Em geral, a superstição dominava a vida dessa gente. Os arqueólogos encontravam inumeráveis amuletos; acreditava-se que pulseiras, colares e anéis atuavam como talismãs eficazes frente ao desconhecido. As pessoas normais encontravam a muitas outras dispostas a dissipar as suas inquietações. Os sacerdotes nos templos, os abastecedores de amuletos e poções nas ruas e em pequenos quiosques, os magos profissionais preparados para elaborar feitiços ante qualquer necessidade, os intérpretes de sonhos ansiosos para que se lhe dessem a oportunidade de revelar o significado das imagens oníricas. 

Esses adivinhos estavam disponíveis porque existia uma profunda necessidade de encontrar sentido ao mundo e, de alguma forma, reconciliar o mundo pessoal com os ataques que recebia do mundo exterior. Todos estavam de acordo que o futuro estava escrito e, portanto, podia ser conhecido. Uma vez que se entendia que os agentes divinos estavam ao dispor, todos concordavam que se podia ter acesso aos seus poderes mediante preces, sacrifícios, feitiços e magia. 

A análise de sonhos revela que, em primeiro lugar, a morte era a preocupação mais habitual. A enfermidade também estava presente de forma constante entre as preocupações dos homens. Em relação à vida financeira, o homem corrente, por definição, possuía o suficiente para sobreviver, mas se preocupava se disporia de mais recursos, melhorando assim a sua vida. Em primeiro lugar, preocupava-se com o êxito financeiro. Entre os romanos "comuns", existiam muitos homens sem trabalho ou com empregos instáveis ou eventuais, e essa perspectiva atemorizava. 
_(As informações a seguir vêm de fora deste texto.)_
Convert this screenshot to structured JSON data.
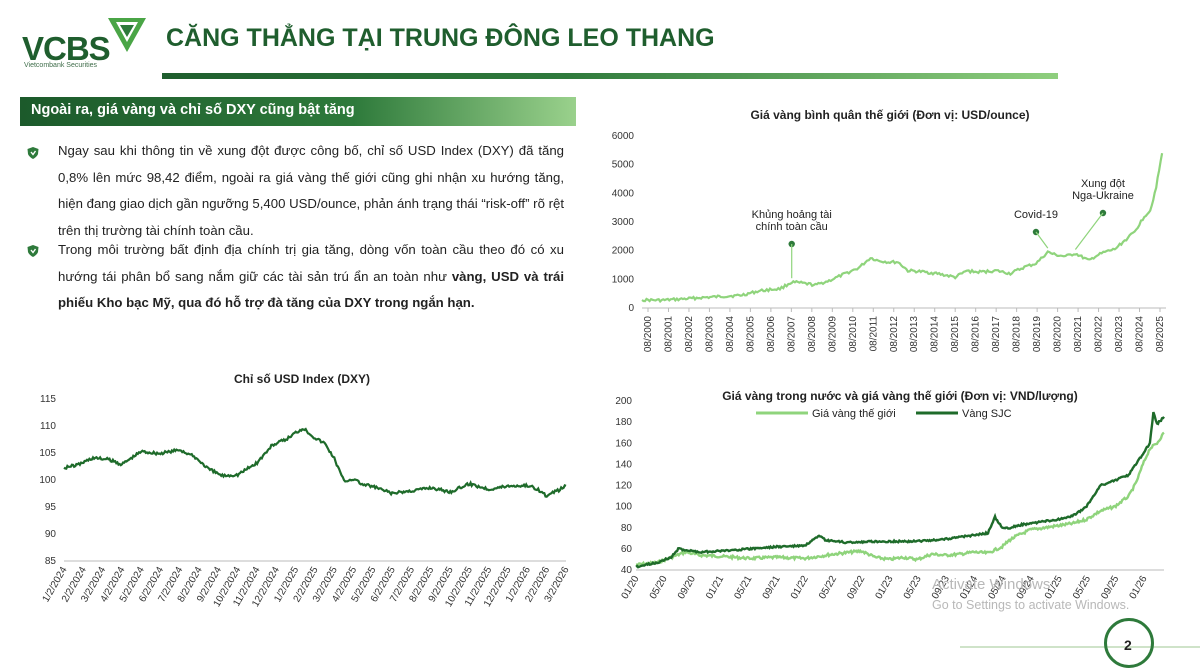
{
  "header": {
    "logo": "VCBS",
    "logo_sub": "Vietcombank Securities",
    "title": "CĂNG THẲNG TẠI TRUNG ĐÔNG LEO THANG"
  },
  "section": {
    "title": "Ngoài ra, giá vàng và chỉ số DXY cũng bật tăng",
    "para1": "Ngay sau khi thông tin về xung đột được công bố, chỉ số USD Index (DXY) đã tăng 0,8% lên mức 98,42 điểm, ngoài ra giá vàng thế giới cũng ghi nhận xu hướng tăng, hiện đang giao dịch gần ngưỡng 5,400 USD/ounce, phản ánh trạng thái “risk-off” rõ rệt trên thị trường tài chính toàn cầu.",
    "para2_a": "Trong môi trường bất định địa chính trị gia tăng, dòng vốn toàn cầu theo đó có xu hướng tái phân bổ sang nắm giữ các tài sản trú ẩn an toàn như ",
    "para2_b": "vàng, USD và trái phiếu Kho bạc Mỹ, qua đó hỗ trợ đà tăng của DXY trong ngắn hạn.",
    "bullet_icon": "shield-icon"
  },
  "colors": {
    "dark_green": "#1f5e2e",
    "light_green": "#8fd47c",
    "sjc_green": "#1e6b2a"
  },
  "chart_data": [
    {
      "id": "gold_world",
      "type": "line",
      "title": "Giá vàng bình quân thế giới (Đơn vị: USD/ounce)",
      "yticks": [
        0,
        1000,
        2000,
        3000,
        4000,
        5000,
        6000
      ],
      "ylim": [
        0,
        6000
      ],
      "xlabels": [
        "08/2000",
        "08/2001",
        "08/2002",
        "08/2003",
        "08/2004",
        "08/2005",
        "08/2006",
        "08/2007",
        "08/2008",
        "08/2009",
        "08/2010",
        "08/2011",
        "08/2012",
        "08/2013",
        "08/2014",
        "08/2015",
        "08/2016",
        "08/2017",
        "08/2018",
        "08/2019",
        "08/2020",
        "08/2021",
        "08/2022",
        "08/2023",
        "08/2024",
        "08/2025"
      ],
      "xlim": [
        2000.0,
        2026.6
      ],
      "x": [
        2000.0,
        2001.0,
        2002.0,
        2003.0,
        2004.0,
        2005.0,
        2006.0,
        2006.5,
        2007.0,
        2007.6,
        2008.0,
        2008.3,
        2008.8,
        2009.5,
        2010.0,
        2010.5,
        2011.0,
        2011.6,
        2012.0,
        2012.5,
        2013.0,
        2013.5,
        2014.0,
        2015.0,
        2015.9,
        2016.5,
        2017.0,
        2018.0,
        2018.7,
        2019.0,
        2019.5,
        2020.0,
        2020.6,
        2021.0,
        2021.5,
        2022.0,
        2022.7,
        2023.0,
        2023.5,
        2024.0,
        2024.5,
        2025.0,
        2025.5,
        2025.8,
        2026.1,
        2026.4
      ],
      "y": [
        280,
        270,
        310,
        360,
        400,
        440,
        600,
        640,
        670,
        900,
        880,
        850,
        800,
        950,
        1100,
        1250,
        1400,
        1750,
        1650,
        1600,
        1600,
        1300,
        1280,
        1200,
        1070,
        1300,
        1250,
        1300,
        1200,
        1300,
        1450,
        1550,
        1950,
        1850,
        1800,
        1900,
        1650,
        1800,
        1950,
        2050,
        2350,
        2650,
        3200,
        3400,
        4200,
        5400
      ],
      "annotations": [
        {
          "text": "Khủng hoảng tài chính toàn cầu",
          "x": 2007.6,
          "y": 900
        },
        {
          "text": "Covid-19",
          "x": 2020.6,
          "y": 1950
        },
        {
          "text": "Xung đột Nga-Ukraine",
          "x": 2022.0,
          "y": 1900
        }
      ]
    },
    {
      "id": "dxy",
      "type": "line",
      "title": "Chỉ số USD Index (DXY)",
      "yticks": [
        85,
        90,
        95,
        100,
        105,
        110,
        115
      ],
      "ylim": [
        85,
        115
      ],
      "xlabels": [
        "1/2/2024",
        "2/2/2024",
        "3/2/2024",
        "4/2/2024",
        "5/2/2024",
        "6/2/2024",
        "7/2/2024",
        "8/2/2024",
        "9/2/2024",
        "10/2/2024",
        "11/2/2024",
        "12/2/2024",
        "1/2/2025",
        "2/2/2025",
        "3/2/2025",
        "4/2/2025",
        "5/2/2025",
        "6/2/2025",
        "7/2/2025",
        "8/2/2025",
        "9/2/2025",
        "10/2/2025",
        "11/2/2025",
        "12/2/2025",
        "1/2/2026",
        "2/2/2026",
        "3/2/2026"
      ],
      "xlim": [
        0,
        26
      ],
      "x": [
        0,
        0.7,
        1.5,
        2.3,
        3,
        4,
        5,
        6,
        6.8,
        7.5,
        8.2,
        9,
        10,
        10.8,
        11.5,
        12,
        12.4,
        13,
        13.5,
        14,
        14.5,
        15,
        15.5,
        16,
        17,
        18,
        19,
        20,
        21,
        22,
        23,
        24,
        24.5,
        25,
        25.5,
        26
      ],
      "y": [
        102.3,
        102.8,
        104.1,
        103.8,
        102.9,
        105.3,
        104.9,
        105.6,
        104.2,
        102.0,
        100.8,
        101.0,
        103.2,
        106.5,
        107.5,
        108.8,
        109.6,
        107.8,
        106.8,
        104.0,
        99.8,
        100.2,
        99.1,
        98.8,
        97.5,
        98.0,
        98.6,
        97.8,
        99.3,
        98.3,
        98.9,
        99.0,
        98.4,
        97.0,
        97.9,
        98.9
      ]
    },
    {
      "id": "gold_domestic",
      "type": "line",
      "title": "Giá vàng trong nước và giá vàng thế giới (Đơn vị: VND/lượng)",
      "yticks": [
        40,
        60,
        80,
        100,
        120,
        140,
        160,
        180,
        200
      ],
      "ylim": [
        40,
        200
      ],
      "xlabels": [
        "01/20",
        "05/20",
        "09/20",
        "01/21",
        "05/21",
        "09/21",
        "01/22",
        "05/22",
        "09/22",
        "01/23",
        "05/23",
        "09/23",
        "01/24",
        "05/24",
        "09/24",
        "01/25",
        "05/25",
        "09/25",
        "01/26"
      ],
      "xlim": [
        0,
        75
      ],
      "series": [
        {
          "name": "Giá vàng thế giới",
          "color": "#8fd47c",
          "x": [
            0,
            3,
            5,
            7,
            9,
            12,
            16,
            20,
            24,
            28,
            32,
            34,
            36,
            38,
            40,
            42,
            44,
            46,
            48,
            50,
            52,
            53,
            54,
            56,
            58,
            60,
            62,
            64,
            66,
            68,
            70,
            71,
            72,
            73,
            74,
            75
          ],
          "y": [
            45,
            47,
            52,
            57,
            54,
            53,
            51,
            52,
            51,
            55,
            58,
            52,
            50,
            52,
            50,
            55,
            54,
            55,
            57,
            56,
            62,
            68,
            72,
            78,
            80,
            82,
            84,
            88,
            96,
            100,
            110,
            122,
            140,
            155,
            160,
            170
          ]
        },
        {
          "name": "Vàng SJC",
          "color": "#1e6b2a",
          "x": [
            0,
            3,
            5,
            6,
            9,
            12,
            16,
            20,
            24,
            26,
            27,
            30,
            34,
            38,
            42,
            46,
            50,
            51,
            52,
            53,
            54,
            56,
            58,
            60,
            62,
            64,
            66,
            68,
            70,
            71,
            72,
            73,
            73.5,
            74,
            75
          ],
          "y": [
            43,
            47,
            52,
            60,
            57,
            58,
            60,
            62,
            63,
            72,
            68,
            66,
            67,
            67,
            68,
            71,
            75,
            90,
            80,
            79,
            82,
            84,
            86,
            88,
            91,
            100,
            120,
            125,
            130,
            140,
            150,
            160,
            190,
            178,
            185
          ]
        }
      ]
    }
  ],
  "watermark": {
    "line1": "Activate Windows",
    "line2": "Go to Settings to activate Windows."
  },
  "page_number": "2"
}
Outra preocupação dizia respeito ao matrimônio, aos filhos e aos parentes. O amor romântico, todavia, era pouco lembrado. O "amor" até poderia ser uma parte da vida de um homem, mas não constituía uma preocupação primordial. Assim, muito mais preocupante era a estabilidade da união matrimonial. A essência de um bom matrimônio eram os filhos; não tê-los ou tê-los em pequeno número era uma das maiores desgraças da vida. Aparentemente, os romanos correntes preocupavam-se bastante com a libertinagem tanto do homem quanto da mulher - assim como hoje, é claro que existiam esposas licenciosas. De modo geral, parece que esse grupo da sociedade romana estavam mais comprometidos com o matrimônio e tinham uma tendência maior a se mostrar crítico em relação a práticas homossexuais. 

Em relação ao sistema legal, sobram provas de que o homem corrente não o utilizava e inclusive o evitava, e de maneira bastante sistemática. Num mundo em que os contatos pessoais e a riqueza davam acesso a tudo o que valia a pena ter, uma pessoa se encontrava em grande desvantagem se estava situada nos postos mais baixos da escala socioeconômica. Assim, recorrer ao sistema legal era sempre arriscado e a gente comum o evitava.      

Bibliografia consultada: KNAPP, Robert C. Los Olvidados de Roma - Prostitutas, forajidos, esclavos, gladiadores y gente corriente. Traducción de Jorge Paredes. Barcelona: Editorial Planeta, 2011, p. 11-66.